The derived interfaces (index and background) can be created from the raw data by reading them into an index, and then performing a partial ordering via the Tarjan algorithm. This task is also performed by the test routine and creates new resources, namely the index and background archives. These resources can be accessed via a query.
Queries
A query is the way you ask the catalog for information. Queries are directed at an origin and link to specific interfaces. The list of things you can query is spelled out in the antelope interface specification.
The way you use them is like this:
1
2
3
4
5
6
7
8
9
10
q_olca = cat.query('local.uslci.olca')
q_olca.count('process') # a count query in the index interface
'''
767
'''
softwoods = list(q_olca.flows(name='softwood')) # a search query in the index interface
len(softwoods)
'''
96
'''
The abstract query implements a stub for every method in the interface, directing it to a _perform_query method that must be filled out by an implementation. This implementation, a CatalogQuery is responsible for producing an implementation for whatever interface can answer the query.
If we re-run the queries with debugging turned on:
1
2
3
4
5
6
7
8
q_olca.on_debug()
q_olca.count('process')
'''
CatalogQuery Performing count query, origin local.uslci.olca, iface index
CatalogQuery yielding IndexImplementation for local.uslci.olca.index.20240815 (/data/LCI/cat-demo/index/ef42cf8f53552305a9d267d00e965d22fe6a185b.json.gz)
CatalogQuery Attempting count query on iface IndexImplementation for local.uslci.olca.index.20240815 (/data/LCI/cat-demo/index/ef42cf8f53552305a9d267d00e965d22fe6a185b.json.gz)
767
'''
Notice that the query has found an implemention that is more specific than the request (the origin that was requested was local.uslci.olca but the resource that answered it was local.uslci.olca.index.20240815).
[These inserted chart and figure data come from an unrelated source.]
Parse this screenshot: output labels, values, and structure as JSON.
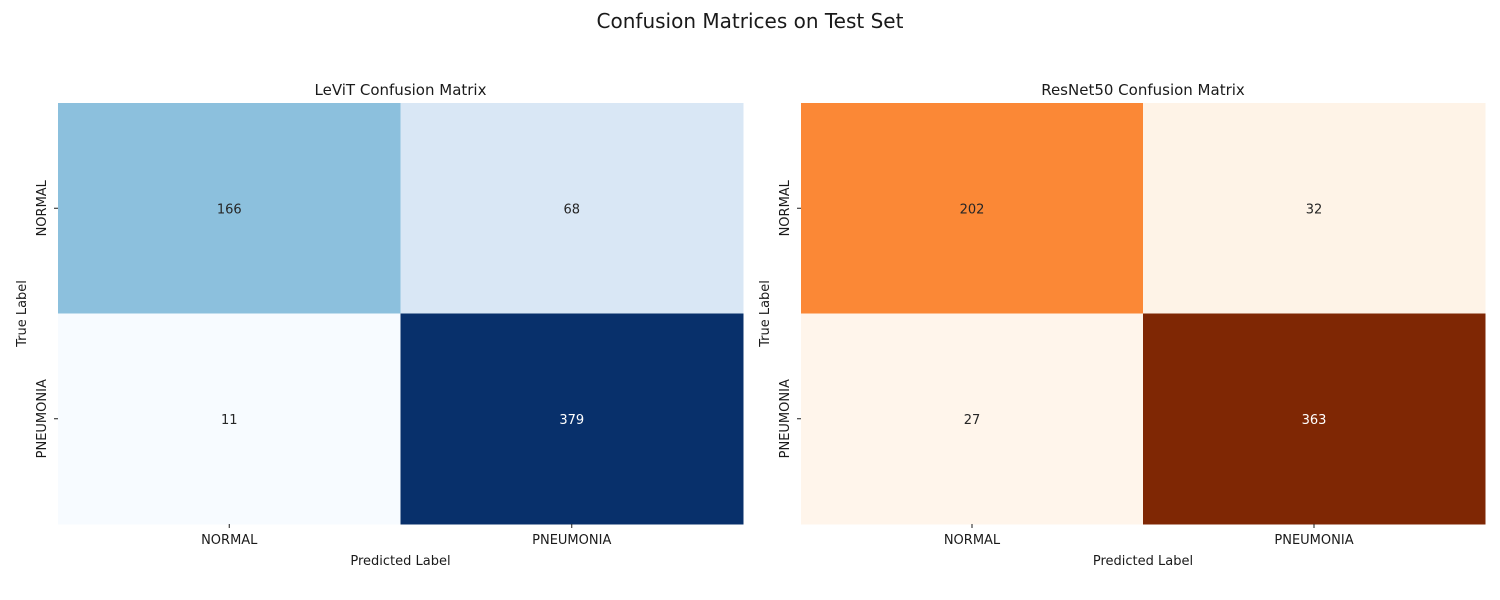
{
  "figure": {
    "suptitle": "Confusion Matrices on Test Set"
  },
  "chart_data": [
    {
      "type": "heatmap",
      "title": "LeViT Confusion Matrix",
      "xlabel": "Predicted Label",
      "ylabel": "True Label",
      "x_categories": [
        "NORMAL",
        "PNEUMONIA"
      ],
      "y_categories": [
        "NORMAL",
        "PNEUMONIA"
      ],
      "values": [
        [
          166,
          68
        ],
        [
          11,
          379
        ]
      ],
      "colormap": "Blues",
      "colors": {
        "low": "#f7fbff",
        "high": "#08306b",
        "cells": [
          [
            "#8cc0dd",
            "#d9e7f5"
          ],
          [
            "#f7fbff",
            "#08306b"
          ]
        ],
        "label_dark": "#262626",
        "label_light": "#ffffff"
      },
      "colorbar": false,
      "grid": false
    },
    {
      "type": "heatmap",
      "title": "ResNet50 Confusion Matrix",
      "xlabel": "Predicted Label",
      "ylabel": "True Label",
      "x_categories": [
        "NORMAL",
        "PNEUMONIA"
      ],
      "y_categories": [
        "NORMAL",
        "PNEUMONIA"
      ],
      "values": [
        [
          202,
          32
        ],
        [
          27,
          363
        ]
      ],
      "colormap": "Oranges",
      "colors": {
        "low": "#fff5eb",
        "high": "#7f2704",
        "cells": [
          [
            "#fb8836",
            "#fef3e7"
          ],
          [
            "#fff5eb",
            "#7f2704"
          ]
        ],
        "label_dark": "#262626",
        "label_light": "#ffffff"
      },
      "colorbar": false,
      "grid": false
    }
  ]
}
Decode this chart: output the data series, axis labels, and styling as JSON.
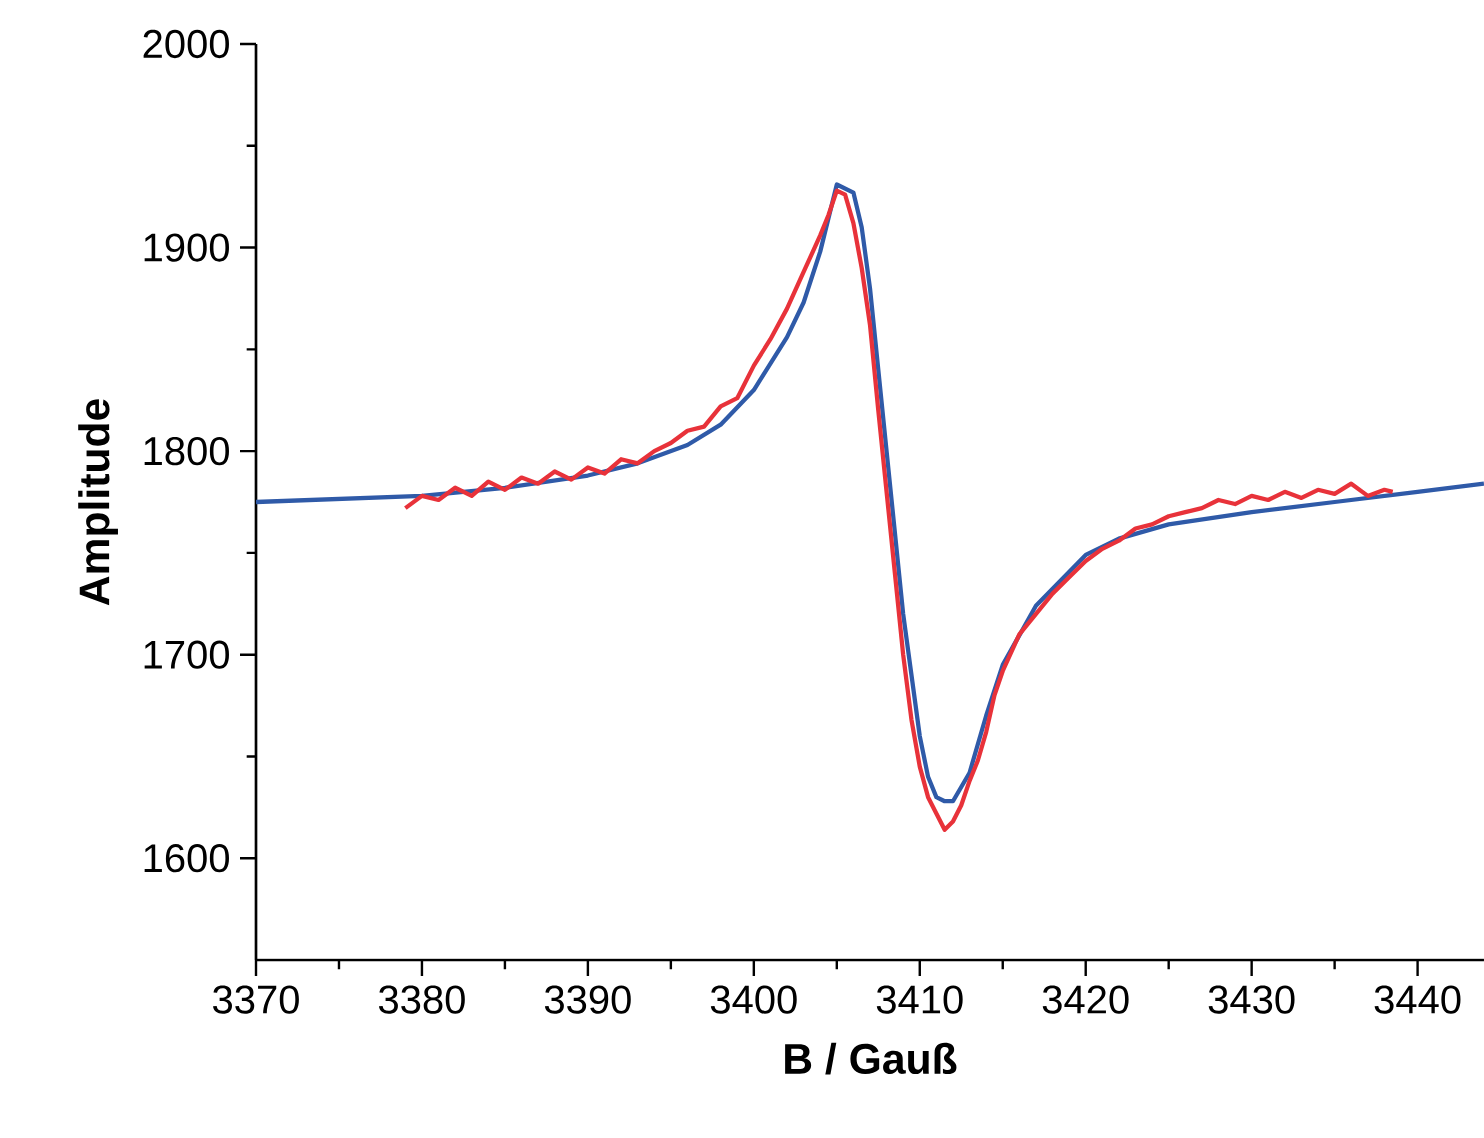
{
  "chart_data": {
    "type": "line",
    "xlabel": "B / Gauß",
    "ylabel": "Amplitude",
    "xlim": [
      3370,
      3444
    ],
    "ylim": [
      1550,
      2000
    ],
    "xticks": [
      3370,
      3380,
      3390,
      3400,
      3410,
      3420,
      3430,
      3440
    ],
    "yticks": [
      1600,
      1700,
      1800,
      1900,
      2000
    ],
    "grid": false,
    "marker": "none",
    "line_style": "solid",
    "series": [
      {
        "color": "#2f5aa8",
        "x": [
          3370,
          3380,
          3385,
          3390,
          3393,
          3396,
          3398,
          3400,
          3402,
          3403,
          3404,
          3405,
          3406,
          3406.5,
          3407,
          3408,
          3409,
          3410,
          3410.5,
          3411,
          3411.5,
          3412,
          3413,
          3414,
          3415,
          3417,
          3420,
          3422,
          3425,
          3430,
          3435,
          3440,
          3444
        ],
        "values": [
          1775,
          1778,
          1782,
          1788,
          1794,
          1803,
          1813,
          1830,
          1856,
          1873,
          1898,
          1931,
          1927,
          1910,
          1880,
          1800,
          1720,
          1660,
          1640,
          1630,
          1628,
          1628,
          1642,
          1670,
          1695,
          1724,
          1749,
          1757,
          1764,
          1770,
          1775,
          1780,
          1784
        ]
      },
      {
        "color": "#e8323a",
        "x": [
          3379,
          3380,
          3381,
          3382,
          3383,
          3384,
          3385,
          3386,
          3387,
          3388,
          3389,
          3390,
          3391,
          3392,
          3393,
          3394,
          3395,
          3396,
          3397,
          3398,
          3399,
          3400,
          3401,
          3402,
          3403,
          3404,
          3404.5,
          3405,
          3405.5,
          3406,
          3406.5,
          3407,
          3407.5,
          3408,
          3408.5,
          3409,
          3409.5,
          3410,
          3410.5,
          3411,
          3411.5,
          3412,
          3412.5,
          3413,
          3413.5,
          3414,
          3414.5,
          3415,
          3416,
          3417,
          3418,
          3419,
          3420,
          3421,
          3422,
          3423,
          3424,
          3425,
          3426,
          3427,
          3428,
          3429,
          3430,
          3431,
          3432,
          3433,
          3434,
          3435,
          3436,
          3437,
          3438,
          3438.5
        ],
        "values": [
          1772,
          1778,
          1776,
          1782,
          1778,
          1785,
          1781,
          1787,
          1784,
          1790,
          1786,
          1792,
          1789,
          1796,
          1794,
          1800,
          1804,
          1810,
          1812,
          1822,
          1826,
          1842,
          1855,
          1870,
          1888,
          1906,
          1916,
          1928,
          1926,
          1912,
          1890,
          1862,
          1820,
          1780,
          1740,
          1700,
          1668,
          1645,
          1630,
          1622,
          1614,
          1618,
          1626,
          1638,
          1648,
          1662,
          1680,
          1692,
          1710,
          1720,
          1730,
          1738,
          1746,
          1752,
          1756,
          1762,
          1764,
          1768,
          1770,
          1772,
          1776,
          1774,
          1778,
          1776,
          1780,
          1777,
          1781,
          1779,
          1784,
          1778,
          1781,
          1780
        ]
      }
    ]
  }
}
This is a feature of the core implementation. In fact, a single origin can have many resources associated with it; these are ordered by a priority setting.
Sum up
In this guide we learned about how the Antelope catalog organizes data resources, and how a user can use the catalog to produce query objects that can answer questions.
In the next chapter, we will see how we can use these resources to conduct LCA.